Indeed, scientists continue to argue whether the term race has any useful meaning when classifying human beings. Racism as a sociopolitical ideology died with the Holocaust and was laid to rest by the civil rights movement for all thinking people. It should be obvious to all who have learned the history of the last century that humanity can no longer afford to discriminate by race or genetic makeup if we are to survive on this planet.

That is the crux of the argument, and the core of this extended essay you are reading. Race and skin color are obsolete and inconsequential measurements of human beings. I highlight the racial identity question of Jews and Hispanics as a jumping off point to explore why we have this need to separate by skin color. I contend it is because skin color is an easier decision to make than trying to decide if you want to share a culture with “outsiders.” It is an ignorant and lazy world-view.

 My cultures are bullet-pointed below: the ones I lived in, thrived in, suffered in, escaped from, and are now at peace with. Not necessarily in that order towards the end. These are wide open categories, and are subject to some degree of interpretation. Interpret differently. The cross migration of cultures is the only way we can make it. It was the way of the founders.

•           Family Culture

•           Hick Culture

•           Cowboy Culture

•           Surfer Culture

•           Bull Rider Culture

•           Stoner Culture

•           Redneck Culture

•           White Trash Culture

•           Mexican Culture

•           Prison Culture

•           C-Level Executive Culture

•           Blue Collar Culture

•           Hippie Culture

•           Bohemian Culture

Look at the Washington Crossing painting image to discover how far back our American Culture goes.
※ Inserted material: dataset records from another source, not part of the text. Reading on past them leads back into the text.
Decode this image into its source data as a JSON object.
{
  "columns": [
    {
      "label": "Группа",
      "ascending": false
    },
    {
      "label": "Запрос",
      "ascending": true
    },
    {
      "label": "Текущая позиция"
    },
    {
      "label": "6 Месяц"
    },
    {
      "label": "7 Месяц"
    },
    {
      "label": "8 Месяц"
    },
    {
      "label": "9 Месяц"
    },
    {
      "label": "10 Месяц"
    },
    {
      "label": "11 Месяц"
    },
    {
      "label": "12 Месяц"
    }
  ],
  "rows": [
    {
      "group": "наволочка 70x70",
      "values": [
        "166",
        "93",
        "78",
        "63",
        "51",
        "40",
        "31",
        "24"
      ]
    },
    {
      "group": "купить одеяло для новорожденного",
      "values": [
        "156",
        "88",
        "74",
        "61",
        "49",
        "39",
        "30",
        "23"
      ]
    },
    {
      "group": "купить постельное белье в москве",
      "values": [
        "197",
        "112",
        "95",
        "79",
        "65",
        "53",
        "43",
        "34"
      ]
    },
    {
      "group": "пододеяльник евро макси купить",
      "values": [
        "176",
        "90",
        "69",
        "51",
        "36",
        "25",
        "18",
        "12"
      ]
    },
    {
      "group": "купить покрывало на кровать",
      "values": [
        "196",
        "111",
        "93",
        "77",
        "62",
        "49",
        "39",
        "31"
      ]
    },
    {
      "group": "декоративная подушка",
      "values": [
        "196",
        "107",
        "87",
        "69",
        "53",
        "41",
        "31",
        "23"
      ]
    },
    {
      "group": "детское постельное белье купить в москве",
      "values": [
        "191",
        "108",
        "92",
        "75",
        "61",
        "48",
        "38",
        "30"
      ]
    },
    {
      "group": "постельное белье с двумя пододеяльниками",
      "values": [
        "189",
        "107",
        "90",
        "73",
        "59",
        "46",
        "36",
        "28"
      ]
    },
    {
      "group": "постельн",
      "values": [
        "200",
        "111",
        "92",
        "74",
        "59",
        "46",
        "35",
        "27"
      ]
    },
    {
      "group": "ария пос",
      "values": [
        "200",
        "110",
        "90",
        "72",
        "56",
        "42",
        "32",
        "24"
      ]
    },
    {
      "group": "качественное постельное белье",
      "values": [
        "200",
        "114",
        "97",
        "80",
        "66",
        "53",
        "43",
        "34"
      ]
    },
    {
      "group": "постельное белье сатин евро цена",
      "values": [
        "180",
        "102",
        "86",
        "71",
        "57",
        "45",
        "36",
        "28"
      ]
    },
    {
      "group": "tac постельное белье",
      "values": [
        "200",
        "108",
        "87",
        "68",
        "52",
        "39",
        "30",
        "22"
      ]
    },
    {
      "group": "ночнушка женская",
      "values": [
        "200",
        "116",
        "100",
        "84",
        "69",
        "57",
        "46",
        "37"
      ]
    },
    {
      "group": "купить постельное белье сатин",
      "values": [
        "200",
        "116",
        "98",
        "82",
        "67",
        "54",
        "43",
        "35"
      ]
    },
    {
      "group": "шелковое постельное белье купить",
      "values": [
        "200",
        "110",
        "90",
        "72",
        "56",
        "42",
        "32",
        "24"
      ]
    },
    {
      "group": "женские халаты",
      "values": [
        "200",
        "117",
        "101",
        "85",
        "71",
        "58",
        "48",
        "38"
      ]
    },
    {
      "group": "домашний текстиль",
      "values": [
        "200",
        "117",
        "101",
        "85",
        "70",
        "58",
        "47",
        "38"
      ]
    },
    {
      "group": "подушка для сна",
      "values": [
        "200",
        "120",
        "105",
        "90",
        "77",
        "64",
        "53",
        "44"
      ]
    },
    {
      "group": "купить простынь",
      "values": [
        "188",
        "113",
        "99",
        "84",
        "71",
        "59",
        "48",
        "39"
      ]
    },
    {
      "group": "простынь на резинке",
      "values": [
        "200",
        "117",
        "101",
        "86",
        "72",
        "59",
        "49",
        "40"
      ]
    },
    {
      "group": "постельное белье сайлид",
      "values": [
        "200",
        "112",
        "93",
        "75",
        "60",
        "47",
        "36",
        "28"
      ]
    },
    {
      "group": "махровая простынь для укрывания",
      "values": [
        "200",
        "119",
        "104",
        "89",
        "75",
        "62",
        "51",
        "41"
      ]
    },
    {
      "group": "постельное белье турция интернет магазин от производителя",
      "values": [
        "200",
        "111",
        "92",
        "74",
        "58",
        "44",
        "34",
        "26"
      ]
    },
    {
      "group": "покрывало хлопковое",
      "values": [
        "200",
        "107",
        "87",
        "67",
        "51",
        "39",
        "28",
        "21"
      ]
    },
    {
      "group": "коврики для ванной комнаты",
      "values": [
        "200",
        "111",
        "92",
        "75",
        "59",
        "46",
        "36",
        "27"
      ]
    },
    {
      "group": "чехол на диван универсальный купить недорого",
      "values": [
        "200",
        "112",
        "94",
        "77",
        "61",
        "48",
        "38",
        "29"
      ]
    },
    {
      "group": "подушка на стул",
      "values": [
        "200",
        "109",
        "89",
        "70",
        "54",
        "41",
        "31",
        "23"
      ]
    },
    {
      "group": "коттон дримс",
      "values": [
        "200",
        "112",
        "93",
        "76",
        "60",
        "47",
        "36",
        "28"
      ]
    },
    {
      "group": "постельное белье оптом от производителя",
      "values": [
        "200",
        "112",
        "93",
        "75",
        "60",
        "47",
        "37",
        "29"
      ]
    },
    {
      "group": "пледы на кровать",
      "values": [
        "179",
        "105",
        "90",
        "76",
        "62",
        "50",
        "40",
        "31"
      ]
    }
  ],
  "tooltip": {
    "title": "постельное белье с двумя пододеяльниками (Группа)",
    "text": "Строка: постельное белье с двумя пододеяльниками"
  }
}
Examine each and every person on the boat. Take a look at their uniforms and outfits. Scrutinize their weapons and tools. Notice the extreme differences between each of them. No two look alike, other than maybe Washington and Monroe. But even in their splendor, their uniforms have subtle disparities.

This is because each of them came from a different culture. Not a different race. Not always the same color. All working for the same goal. All disagreeing with each other about the facts of life as they knew them. But all rowing together in sub-zero conditions. All marching barefoot over ice-crusted ground for nine miles. Both ways. In the dark. Crushing the Hessians - the greatest mercenary force on earth at the time. And recrossing the Delaware River. To create the American Nation. Nice days’ work. Could we do it now? I doubt it.